Para elaborar o Termo de Ajustamento de Conduta proposto para a Volkswagen do Brasil, os Ministérios Públicos Federal, Estadual e do Trabalho levaram em consideração um relatório de mais de 100 páginas que destaca a ‘camaradagem entre repressão’ e a empresa, além da ‘colaboração’ entre a montadora e a ditadura militar, regime de exceção que perdurou por mais de 20 anos e foi marcado por perseguições, tortura e censura. A pesquisa cita ainda ‘identidade de objetivos ou, talvez mesmo uma proximidade ideológica com os militares’.

O relatório teve como objetivo fornecer insumos para o Ministério Público Federal e o Ministério Público do Estado de São Paulo definirem a procedência de alegações de ‘conluio’ entre a Volks e a repressão política, especialmente a polícia política, durante o regime militar. Coordenado por Guaracy Mingardi e datado de setembro de 2017, o documento sobre os fatos investigados envolvendo a empresa foi um dos que basearam o acordo assinado pela Volks nesta quarta, 23, no qual a montadora se compromete a destinar R$ 36,3 milhões a ex-trabalhadores da empresa presos, perseguidos ou torturados durante a ditadura militar (1964-1985) e a iniciativas de promoção de direitos humanos e difusos.

O TAC é um acordo extrajudicial que estabelece obrigações à empresa para que não sejam propostas ações judiciais – no caso, processos que envolveriam a cumplicidade da companhia com os órgãos de repressão da ditadura. O acordo encerrará três inquéritos civis que tramitam na Justiça desde 2015 e se insere no âmbito da Justiça de Transição, que tem o objetivo de garantir a revelação da verdade, a preservação e divulgação da memória e a promoção de garantias de não-recorrência com relação aos fatos da ditadura.

No documento que ajudou a Promotoria e as Procuradorias Federal e do Trabalho a elaborarem o TAC é apontado que a ‘camaradagem entre repressão e Volkswagen’ envolveu não só a colaboração através da troca de informações, mas também repressão ativa da empresa contra funcionários.
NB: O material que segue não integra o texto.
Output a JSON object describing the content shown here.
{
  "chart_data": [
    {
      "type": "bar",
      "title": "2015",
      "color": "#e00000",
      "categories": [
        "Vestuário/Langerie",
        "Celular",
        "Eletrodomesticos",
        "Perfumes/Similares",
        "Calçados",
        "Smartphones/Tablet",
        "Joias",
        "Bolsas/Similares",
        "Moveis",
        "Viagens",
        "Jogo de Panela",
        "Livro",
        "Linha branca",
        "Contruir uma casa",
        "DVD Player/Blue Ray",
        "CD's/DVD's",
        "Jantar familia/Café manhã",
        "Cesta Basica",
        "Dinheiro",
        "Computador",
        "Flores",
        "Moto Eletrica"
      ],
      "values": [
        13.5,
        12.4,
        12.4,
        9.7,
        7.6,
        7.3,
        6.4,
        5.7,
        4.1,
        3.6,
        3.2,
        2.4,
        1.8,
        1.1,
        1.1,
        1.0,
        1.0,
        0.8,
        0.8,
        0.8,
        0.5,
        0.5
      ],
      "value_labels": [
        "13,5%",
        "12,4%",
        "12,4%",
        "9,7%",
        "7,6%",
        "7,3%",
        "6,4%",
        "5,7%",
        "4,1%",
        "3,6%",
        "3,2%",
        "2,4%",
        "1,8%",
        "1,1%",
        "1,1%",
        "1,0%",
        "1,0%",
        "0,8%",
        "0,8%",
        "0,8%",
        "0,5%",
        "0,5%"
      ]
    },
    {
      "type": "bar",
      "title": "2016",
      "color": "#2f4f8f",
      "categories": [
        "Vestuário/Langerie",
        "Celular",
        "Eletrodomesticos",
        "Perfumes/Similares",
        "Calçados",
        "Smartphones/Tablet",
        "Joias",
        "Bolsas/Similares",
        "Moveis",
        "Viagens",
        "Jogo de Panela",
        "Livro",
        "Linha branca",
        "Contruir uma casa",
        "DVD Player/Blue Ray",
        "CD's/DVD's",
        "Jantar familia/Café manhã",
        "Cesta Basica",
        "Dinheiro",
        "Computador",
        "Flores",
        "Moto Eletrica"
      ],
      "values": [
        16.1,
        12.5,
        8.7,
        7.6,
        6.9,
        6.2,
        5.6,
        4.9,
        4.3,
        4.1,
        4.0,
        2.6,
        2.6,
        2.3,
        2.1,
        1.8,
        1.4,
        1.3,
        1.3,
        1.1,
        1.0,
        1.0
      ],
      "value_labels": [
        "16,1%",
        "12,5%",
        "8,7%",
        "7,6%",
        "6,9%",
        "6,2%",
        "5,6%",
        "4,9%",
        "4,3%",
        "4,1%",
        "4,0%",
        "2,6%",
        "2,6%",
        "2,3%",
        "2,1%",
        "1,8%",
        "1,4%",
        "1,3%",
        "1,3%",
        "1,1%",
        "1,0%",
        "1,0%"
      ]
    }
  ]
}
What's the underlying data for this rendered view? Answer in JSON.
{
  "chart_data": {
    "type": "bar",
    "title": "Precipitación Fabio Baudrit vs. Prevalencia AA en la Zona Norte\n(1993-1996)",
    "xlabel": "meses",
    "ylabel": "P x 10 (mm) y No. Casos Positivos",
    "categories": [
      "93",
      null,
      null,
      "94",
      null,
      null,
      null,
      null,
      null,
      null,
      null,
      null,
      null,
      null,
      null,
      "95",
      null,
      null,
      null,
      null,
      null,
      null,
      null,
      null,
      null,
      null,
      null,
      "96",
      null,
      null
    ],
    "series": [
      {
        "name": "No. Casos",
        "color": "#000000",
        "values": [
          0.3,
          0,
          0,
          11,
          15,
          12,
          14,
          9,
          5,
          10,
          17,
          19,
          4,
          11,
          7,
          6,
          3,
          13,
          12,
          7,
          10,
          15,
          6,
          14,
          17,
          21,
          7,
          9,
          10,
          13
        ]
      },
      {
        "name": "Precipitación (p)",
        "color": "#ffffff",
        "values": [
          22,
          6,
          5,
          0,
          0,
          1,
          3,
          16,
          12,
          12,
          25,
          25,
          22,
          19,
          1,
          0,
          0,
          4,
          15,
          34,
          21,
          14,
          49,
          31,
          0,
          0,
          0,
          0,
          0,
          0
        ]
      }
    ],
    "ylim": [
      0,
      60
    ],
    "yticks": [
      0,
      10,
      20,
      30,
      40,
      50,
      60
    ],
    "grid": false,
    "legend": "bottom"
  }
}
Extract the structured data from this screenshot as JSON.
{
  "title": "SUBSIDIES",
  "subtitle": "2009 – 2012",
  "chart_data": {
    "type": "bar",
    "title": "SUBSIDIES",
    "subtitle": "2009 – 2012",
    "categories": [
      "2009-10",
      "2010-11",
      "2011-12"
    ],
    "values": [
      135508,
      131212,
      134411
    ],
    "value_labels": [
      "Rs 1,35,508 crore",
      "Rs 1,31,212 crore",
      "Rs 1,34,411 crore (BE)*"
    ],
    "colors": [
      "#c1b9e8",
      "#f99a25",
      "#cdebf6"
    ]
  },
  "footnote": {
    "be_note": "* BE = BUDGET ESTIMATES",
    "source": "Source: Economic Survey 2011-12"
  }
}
Segundo os pesquisadores, em dois momentos tal cooperação teria sido mais intensa, sendo o primeiro deles no começo dos anos 1970, período de ‘caça às bruxas’ onde os órgãos de repressão estavam mais ativos. Já o segundo, teve início do fim da mesma década, 1970, e se estendeu até 1981, quando o objetivo da repressão era fundamentalmente se contrapor ao movimento sindical da época.

No entanto, segundo o relatório, nos períodos intermediários ainda havia um ‘relacionamento especial’ entre o Departamento de Segurança Industrial da empresa e os órgãos de repressão. “Na verdade, como demonstramos, o apoio da Volkswagen ao regime antecede o período mais duro, e vem desde antes do golpe de 1964. Afinal a empresa está na ‘Relação das firmas que colaboraram com a mobilização de Material empreendida em decorrência dos eventos de 31 de março de 1964′”, registra o documento.

A pesquisa fala ainda em uma ‘identidade de objetivos’ ou ‘proximidade ideológica’ com os militares citando os chefes da Segurança Industrial, coronéis Adhemar Rudge e Eugênio Ramos. “Não há como negar que um deles, possivelmente ambos, eram responsáveis pelo contato entre a Volks e a polícia política. E assim sendo a informação sobre seus antecedentes e ideologia leva a crer que a reestruturação do Departamento de Segurança Industrial não ocorreu por
acaso”.

O relatório também indica que assim como tais coronéis saíram das forças armadas diretamente para a Volkswagen, outros oficiais de carreira foram alocados no parque industrial do ABC – ‘sempre no comando da segurança’. “Daí se infere que o regime militar tinha uma estratégia para a região, e nada aconteceu por acaso. O relacionamento especial entre a segurança da Volks e de algumas outras industrias com a polícia política era pré-programado, não foi fruto das circunstâncias ou do acaso. Portanto havia um conluio desde o início entre a Volkswagen e o aparelho repressivo. Os dois militares no comando foram contratados para fazer exatamente o que fizeram, ajudar o aparelho repressivo da ditadura”, frisam os pesquisadores na conclusão do arquivo.

Ao fim do documento, ainda há referência sobre o trabalho da filósofa alemã Hanna Arendt, que criou uma teoria sobre a ‘banalidade do mal’. De acordo com os pesquisadores, a filósofa reflete sobre a ideia de que parte dos eram ‘funcionários levados a agir de forma monstruosa por uma estrutura onde o extermínio de milhões de pessoas era desejado pelo estado’.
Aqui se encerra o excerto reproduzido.